For AHMM’s Paul Bussey, the Plan of Works document exemplifies a more holistic overview of passive fire protection – one dictated by sensible design strategies rather than ‘overwrought’ fire engineering principles. Linking roles and responsibilities to the Plan of Work and beyond into a building’s operating life isn’t about meeting regulation but sensible facilities risk management. ‘For us, it’s about looking at the problem from a first principles point of view, taking on board an architectural and fire engineering approach simultaneously,’ says Bussey. ‘Our view has always been to ensure the process is design led – about collaboration throughout from the whole project team rather then just last minute engineered solutions.’

Bussey, who is on the DCLG committee consulting on the next iteration of ADB (the progress of which will undoubtedly be accelerated due to the recent events), is trying to change the mindset of architects who are used to merely meeting the demands of prescriptive building regulations. He feels the CDM firestop guidelines he’s helping pull together could be a game changer. ‘What the Plan of Works project has brought to light for me is that rigorously following guidance doesn’t necessarily mean you get compliance,’ he adds. ‘What its matrix does is assign at the earliest possible stage optimum engagement times for consultants and contractors to help develop the fire strategy.’ ADB might help in ensuring practical completion, he thinks, but simple fire engineering to ensure it ‘can create the illusion of safety’ as a building evolves in its working life, entailing unmonitored changes to fire stopped penetrations – data cables for instance. The Plan of Works guidelines, by contrast, take account of this, and passive fire stopping suppliers can bring a lot to bear on the process.

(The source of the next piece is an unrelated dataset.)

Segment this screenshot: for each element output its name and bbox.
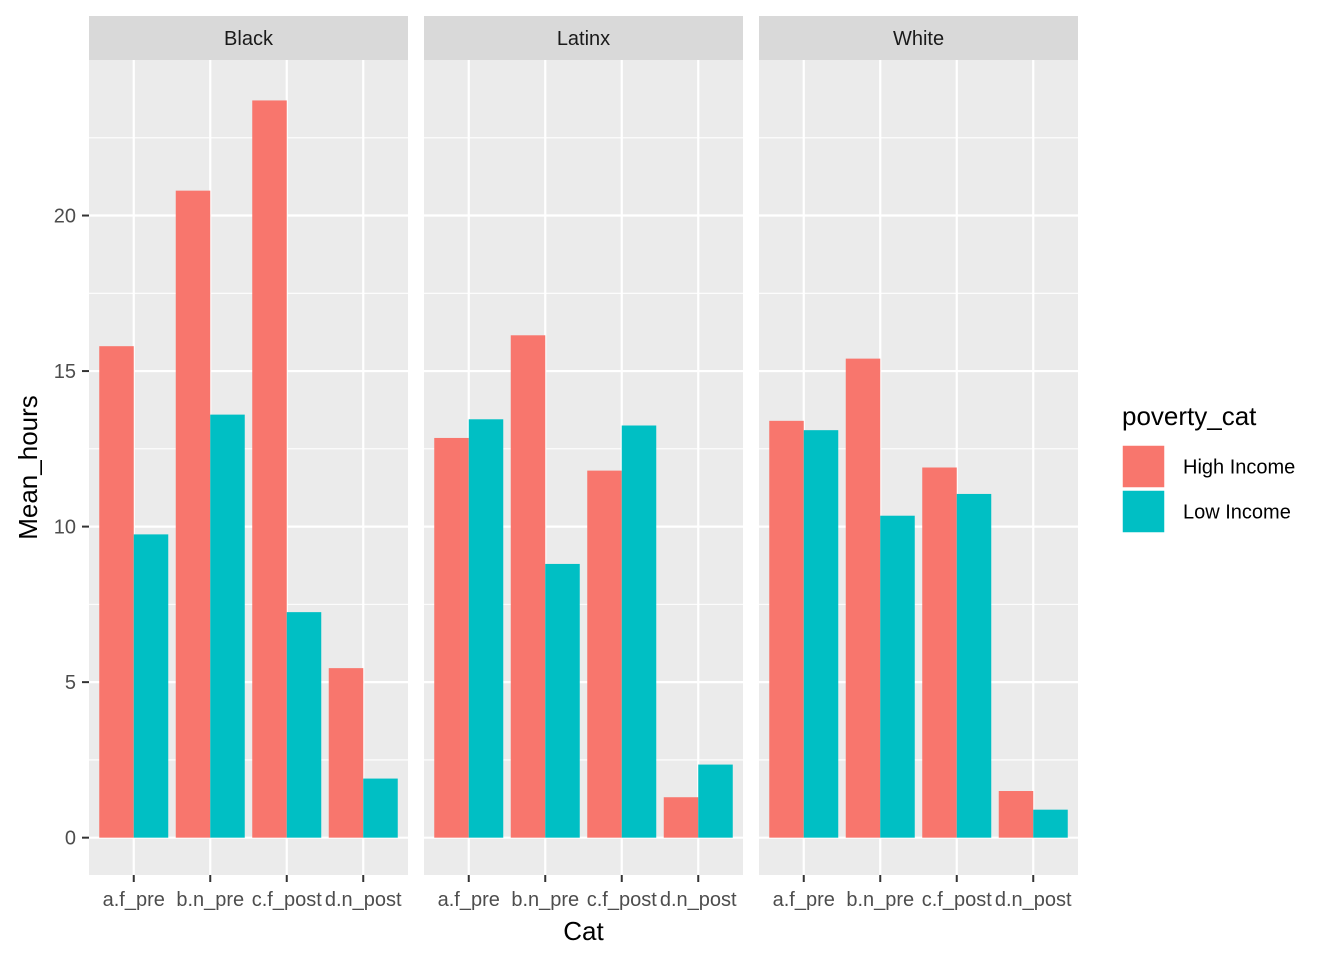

  • Firestop Documentation Manager (CFS-DM) Software.
    Firestop Documentation Manager (CFS-DM) Software.
1

Hilti has sought to invest in the development of the Plan of Works guidelines as part of a longer term business strategy pre-empting greater accountability for passive fire protection. It is aware that this is too often adopted far too late in the process. For Hilti’s Langford, there’s a lot to be learned from best practice abroad that can be translated into the UK scenario. He aligns himself more with Rowan’s desire to meet statutory guidance than with Bussey’s broader discussion of workflow but agrees that ‘fire stopping decisions need to be made much earlier in the design process’. He cites the situation in Finland, where fire stopping details have to be lodged with the local authority when a planning submission is submitted. But, he says, ‘fire stopping needs to take account of the fact that buildings change over time – that penetrations will move and be added to’.

Langford highlights the fact that both Germany and the US demand third party inspection and sign off for passive fire protection, the former only granting certification after an onerous examination process, whereas in the UK contractors installing the products can sign them off. Like Rowan, he believes that in the climate of deregulation, this is unlikely to change, which is why he feels vindicated with Hilti’s efforts to step into the breach.

‘Post Grenfell, the talk is of a more regulated environment with less reliance on self-certification and increased scrutiny of third party design documents instead of ADB. However that pans out, the need for the Plan of Works is more pressing than ever,’ he says. ‘Our Firestop Documentation Manager (CFS-DM) software allows for all stakeholders to individually audit every penetration. It is all about peace of mind, both for inspectors and, ultimately, for clients.’ Langford’s view is that 80% of fire stopping scenarios can be dealt with using 20-30 standard details whose benefits, adopted early enough in the design process, can be felt throughout the building’s operational life. The Plan of Works guidelines should help identify those key moments.

‘It’s a pattern book approach about making workflows clearer and individual responsibilities better defined throughout the design,’ he concludes. ‘We just want to support architects in their principal designer role by working with them much earlier in the process.’ In doing so, the logic runs, it should finally bring transparency, efficiency and, crucially, safety, to the specification process.